On Sat, 21 Mar 1998, Dave Wreski wrote:

> Make the refresh rate anything but 60 hertz, and the flicker should go
> away. THe tradeoff is the actual speed of the display will be slower. 
> Try xvidtune, or Xconfigurator, and hopefully you can fine-tune it. 

I have to disagree here.  Flicker can be caused by a 60Hz screen rate
which matches your florescent lights, but it can also be caused by simply
having a bad screen refresh rate.  I personally notice flicker at anything
less than about 70Hz unless the screen is almost completely black, no
matter what sort of lighting there is.  Flicker can also be affected by
the angle and distance from you to your monitor, and to a lesser extent,
by the quality of the monitor itself (it depends how long the pixels glow
after being hit by the scanner beam).  Ironically, higher quality monitors
often have SHORTER glow times (which makes for a crisper image), and
therefore require a higher refresh rate to eliminate flicker.  Of course,
the better monitors usually don't have a problem with using the higher
refresh rate, so you get less flicker and a sharper image. 
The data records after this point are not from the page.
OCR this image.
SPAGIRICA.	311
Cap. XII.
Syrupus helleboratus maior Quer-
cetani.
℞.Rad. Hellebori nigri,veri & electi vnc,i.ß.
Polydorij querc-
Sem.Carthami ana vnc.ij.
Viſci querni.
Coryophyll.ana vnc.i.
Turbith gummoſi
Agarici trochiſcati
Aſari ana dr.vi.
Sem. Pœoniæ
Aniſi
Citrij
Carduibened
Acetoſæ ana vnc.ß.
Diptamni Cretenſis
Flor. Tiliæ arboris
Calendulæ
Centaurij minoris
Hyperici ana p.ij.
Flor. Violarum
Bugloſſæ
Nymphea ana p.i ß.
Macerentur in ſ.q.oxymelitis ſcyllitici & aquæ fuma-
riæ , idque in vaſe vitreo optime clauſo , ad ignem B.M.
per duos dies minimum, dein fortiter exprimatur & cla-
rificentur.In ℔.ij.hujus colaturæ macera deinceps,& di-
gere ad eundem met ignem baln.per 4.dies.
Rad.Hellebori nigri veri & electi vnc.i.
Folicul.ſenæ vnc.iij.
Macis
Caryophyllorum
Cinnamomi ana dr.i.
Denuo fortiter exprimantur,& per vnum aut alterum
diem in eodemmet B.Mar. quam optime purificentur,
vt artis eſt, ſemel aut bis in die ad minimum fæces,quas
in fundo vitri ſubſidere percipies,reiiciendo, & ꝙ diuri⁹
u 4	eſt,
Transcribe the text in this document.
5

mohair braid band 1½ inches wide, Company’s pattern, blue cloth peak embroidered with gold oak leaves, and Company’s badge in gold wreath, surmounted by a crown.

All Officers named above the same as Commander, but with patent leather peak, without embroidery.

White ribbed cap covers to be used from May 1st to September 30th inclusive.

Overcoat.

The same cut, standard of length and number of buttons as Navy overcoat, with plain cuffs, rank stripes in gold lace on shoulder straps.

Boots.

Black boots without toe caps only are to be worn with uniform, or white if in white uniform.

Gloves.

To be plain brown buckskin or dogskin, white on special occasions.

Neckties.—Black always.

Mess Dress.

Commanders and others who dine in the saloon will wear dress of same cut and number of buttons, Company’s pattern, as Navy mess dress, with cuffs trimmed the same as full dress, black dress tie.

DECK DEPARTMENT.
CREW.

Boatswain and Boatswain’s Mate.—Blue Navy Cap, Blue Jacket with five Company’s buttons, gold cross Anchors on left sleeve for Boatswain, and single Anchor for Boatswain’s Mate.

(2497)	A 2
Finally, I'm not aware of any reason why a higher refresh rate would
(significantly) slow down your display.  Granted, the CPU cannot speak to
the video card at the same time as the monitor is reading the data. 
However, the screen doesn't spend a lot of time accessing the video card
anyway and so this effect is minimal.  Most modern video cards pipeline
the data accesses so as to minimize conflicts.  And if your video card has
VRAM or WRAM (which this one probably doesn't as it isn't particularly
high quality) the effect is eliminated altogether as these memory types
can be accessed by both systems at once.